A Mathematica program documented in a src2latex-compliant manner is depicted in Table 5.
% {\bf sqrt\_mat.red}
% {\null For a given $2\times2$ matrix $\,A\ge0\,$, we shall prove that
% $$
% \sqrt{A}={1\over\sqrt{2\sqrt{ac-b^2}+a+c}}
% \pmatrix{
% \sqrt{ac-b^2}+a & b \cr
% b & \sqrt{ac-b^2}+c \cr}
% $$}
%
on div;
% {\null For a given matrix
% $
% A=\pmatrix{ a & b \cr b & c \cr}
% $
% ,\ we shall find a matrix
% $
% X=\pmatrix{ x & y \cr y & z \cr}
% $
% satisfying $A=X^2$.}
%
mat_a:=mat((a,b),(b,c));
mat_x:=mat((x,y),(y,z));
% {\null The equation
% $\,A=X^2\,$ is translated into algebraic equations
% $$
% x^2+y^2=a,\ y(x+z)=b,\ y^2+z^2=c \leqno(1)
% $$}
%
mat_xx:=mat_x*mat_x;
% {\null (1) is equivalent to
% $$
% x=\sqrt{a-y^2},
% \ y\bigl(\sqrt{a-y^2}+\sqrt{c-y^2}\,\bigr)=b,
% \ z=\sqrt{c-y^2} \leqno(2)
% $$
% We put
% $$
% f(y)=\sqrt{a-y^2},
% \ g(y)=y\bigl(\sqrt{a-y^2}+\sqrt{c-y^2}\,\bigr)-b,
% \ h(y)=\sqrt{c-y^2} \leqno(3)
% $$}
%
func_f:=rhs(first(solve(mat_xx(1,1)=a,x)));
func_h:=rhs(first(solve(mat_xx(2,2)=c,z)));
func_g:=sub({x=func_f,z=func_h},mat_xx(1,2))-b;
% {\null We define a function $\,g_1(w)\,$ by
% $$
% g_1(w)=g(y)\;{\sqrt{a-y^2}-\sqrt{c-y^2}\over y}\;\Bigg|_{y=1/w}
% =-b\sqrt{aw^2-1}+b\sqrt{cw^2-1}+a-c \leqno(4)
% $$}
%
func_g1:=sub(y=1/w,func_g*(sqrt(a-y^2)-sqrt(c-y^2))/y);
Table 5: An example of a Mathematica
program documented in a src2latex compliant manner.
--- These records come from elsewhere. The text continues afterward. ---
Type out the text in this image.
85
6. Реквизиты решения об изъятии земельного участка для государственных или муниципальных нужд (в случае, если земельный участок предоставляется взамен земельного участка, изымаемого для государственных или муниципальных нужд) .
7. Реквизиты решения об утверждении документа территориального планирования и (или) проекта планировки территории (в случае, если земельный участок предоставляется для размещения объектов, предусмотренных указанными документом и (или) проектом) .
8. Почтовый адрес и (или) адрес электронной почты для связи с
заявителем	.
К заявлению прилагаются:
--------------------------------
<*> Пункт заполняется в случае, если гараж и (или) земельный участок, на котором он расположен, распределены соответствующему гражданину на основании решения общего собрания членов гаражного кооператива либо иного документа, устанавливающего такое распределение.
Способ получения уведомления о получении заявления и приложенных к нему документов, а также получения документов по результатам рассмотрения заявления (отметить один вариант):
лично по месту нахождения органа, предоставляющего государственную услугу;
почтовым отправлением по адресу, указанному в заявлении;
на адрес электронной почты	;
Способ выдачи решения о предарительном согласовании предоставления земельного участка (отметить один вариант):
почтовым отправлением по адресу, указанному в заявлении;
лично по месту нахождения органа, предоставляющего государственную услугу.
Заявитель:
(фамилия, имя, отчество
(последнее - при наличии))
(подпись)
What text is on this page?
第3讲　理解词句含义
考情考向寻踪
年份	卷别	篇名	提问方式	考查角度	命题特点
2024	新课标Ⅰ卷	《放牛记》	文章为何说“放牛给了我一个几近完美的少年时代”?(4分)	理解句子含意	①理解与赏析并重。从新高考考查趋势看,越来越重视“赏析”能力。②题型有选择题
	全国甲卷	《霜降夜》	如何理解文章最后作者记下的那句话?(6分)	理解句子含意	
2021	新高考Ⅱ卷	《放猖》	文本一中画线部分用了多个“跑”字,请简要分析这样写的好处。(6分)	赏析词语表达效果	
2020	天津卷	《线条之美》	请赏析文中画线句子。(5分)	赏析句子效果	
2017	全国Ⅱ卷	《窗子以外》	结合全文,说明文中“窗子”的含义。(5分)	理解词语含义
The
full flexibility of LaTeXis available, although in a very
unstructured way.
src2tex and src2latex were built in particular for the needs of the Japanese to including Kanji characters into software documentation. Since the DAO cannot take advantage of that feature, what remains is a very simple system to put TeX and LaTeX\ documentation into code. This is not sufficient for the DAO's needs -- since there are certain prescribed conventions in the softare standard for documenting code.